Тот, кто рассказывает о своей жизни и пишет автопортрет, почти никогда не подозревает, что, сам того не желая, он всегда оказывается в аналогичных ситуациях. Стендаль рядом с Анжелой Пастагруа — то же, что Стендаль у ног Мелани Луасон, Руссо в любовном треугольнике с Сен-Ламбером и мадам д'Удето напоминает Руссо в жизни втроем с мадам де Варане и Клодом Ане. Многое в поведении Руссо объяснялось его плохим здоровьем. Болезнь мочевого пузыря заставила его покинуть свет. Из принудительного воздержания Руссо выводит целую доктрину. Он поражается тому, что, «обладая такими пламенными чувствами и сердцем, переполненным любовью, он никогда не пылал страстью к какой-либо определенной женщине». И бессознательно дает этому объяснение. «Главной причиной, которая заставила меня вести уединенный образ жизни и отказаться от общения с женщинами, был мой недуг». Сама мысль о встрече с женщиной, которая ему нравилась, приводила его в такое неодолимое волнение, что он являлся на свидание совершенно обессилевшим. Именно этому несовершенному механизму Жан-Жак и обязан своими злоключениями; его беде мы обязаны «Исповедью» и «Новой Элоизой». «Писатель вознаграждает себя как может за некоторую несправедливость судьбы».
Знание самого себя было бы вполне возможным, если бы ум человеческий отличался достаточной объективностью, чтобы человек, говоря о чувствах, учитывал бы свое происхождение, детские годы, общественное положение, укоренившиеся предрассудки, свойства организма и предел его физических возможностей, круг обязанностей, обстоятельства, вызывающие у человека сопротивление и желания, эпоху, в какую он живет, причуды, увлечения, суеверия своего времени.
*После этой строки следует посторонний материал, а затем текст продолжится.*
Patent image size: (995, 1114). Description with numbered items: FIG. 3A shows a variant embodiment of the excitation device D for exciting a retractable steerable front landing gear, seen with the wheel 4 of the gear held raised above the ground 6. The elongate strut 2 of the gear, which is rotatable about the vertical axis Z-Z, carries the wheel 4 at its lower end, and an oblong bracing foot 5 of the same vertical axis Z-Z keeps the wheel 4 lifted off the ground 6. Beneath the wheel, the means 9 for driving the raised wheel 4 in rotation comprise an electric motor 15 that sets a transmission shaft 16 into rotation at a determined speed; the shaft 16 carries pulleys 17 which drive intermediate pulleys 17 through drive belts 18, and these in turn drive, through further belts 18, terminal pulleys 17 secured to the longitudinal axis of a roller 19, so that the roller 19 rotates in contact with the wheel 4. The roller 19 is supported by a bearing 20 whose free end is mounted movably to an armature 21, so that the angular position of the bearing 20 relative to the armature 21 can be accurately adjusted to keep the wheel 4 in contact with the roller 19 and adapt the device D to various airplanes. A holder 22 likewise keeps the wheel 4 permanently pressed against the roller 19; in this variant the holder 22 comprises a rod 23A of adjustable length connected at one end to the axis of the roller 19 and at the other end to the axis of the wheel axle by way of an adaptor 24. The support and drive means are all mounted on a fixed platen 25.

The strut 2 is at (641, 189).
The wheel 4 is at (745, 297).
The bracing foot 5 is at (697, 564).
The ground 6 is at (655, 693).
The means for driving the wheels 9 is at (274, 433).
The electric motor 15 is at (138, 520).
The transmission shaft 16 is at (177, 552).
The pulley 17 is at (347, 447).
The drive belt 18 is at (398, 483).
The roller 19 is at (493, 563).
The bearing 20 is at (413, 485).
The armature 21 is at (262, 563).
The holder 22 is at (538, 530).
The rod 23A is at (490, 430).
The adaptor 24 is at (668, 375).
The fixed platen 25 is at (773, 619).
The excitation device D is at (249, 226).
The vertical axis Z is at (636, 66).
Можно представить, как будет выглядеть «мсье Тэст»[134], сбросивший с себя чуждые наслоения. Останется ли у него после этого хоть что-нибудь свое? И не является ли глубокое знание самого себя познанием мира?
О чувствительности Руссо можно сделать несколько замечаний. Уже с детства он проявлял тот живой непосредственный интерес к женщинам, который будет придавать поэтичность его произведениям, как только он окажется во власти нежных чувств. Нет ничего изящнее описания — в четвертой книге «Исповеди» — его прогулки с мадемуазель де Графенрид и мадемуазель Галлей и того чистого наслаждения, какое она ему доставила.
«Мы обедали в кухне арендаторши; подруги сидели на скамейках по обе стороны длинного стола, а их гость — между ними, на трехногой табуретке. Что это был за обед! Какое очаровательное воспоминание! Зачем, имея возможность без всякого ущерба наслаждаться такими чистыми и подлинными радостями, желать других? Никакой ужин в парижских ресторанах не может сравниться с этим обедом — я говорю не только о веселье, о тихой радости, но также о самом удовольствии от еды. От обеда мы кое-что сэкономили: вместо того чтобы выпить кофе, оставшийся у нас от завтрака, мы приберегли его, чтобы полакомиться им со сливками и пирожными, которые они привезли с собой, а чтобы не дать нашему аппетиту заглохнуть, мы отправились в сад закончить нашу трапезу вишнями. Я влез на дерево и кидал им пригоршни вишен, а они сквозь ветви бросали в меня косточками. Раз м-ль Галлей, протянув фартук и откинув голову, стала так удобно, а я прицелился так метко, что одна пригоршня попала прямо ей на грудь. Сколько было смеху! Я говорил себе: «Зачем мои губы — не вишни! С какой радостью я бросил бы их вот так!»[135]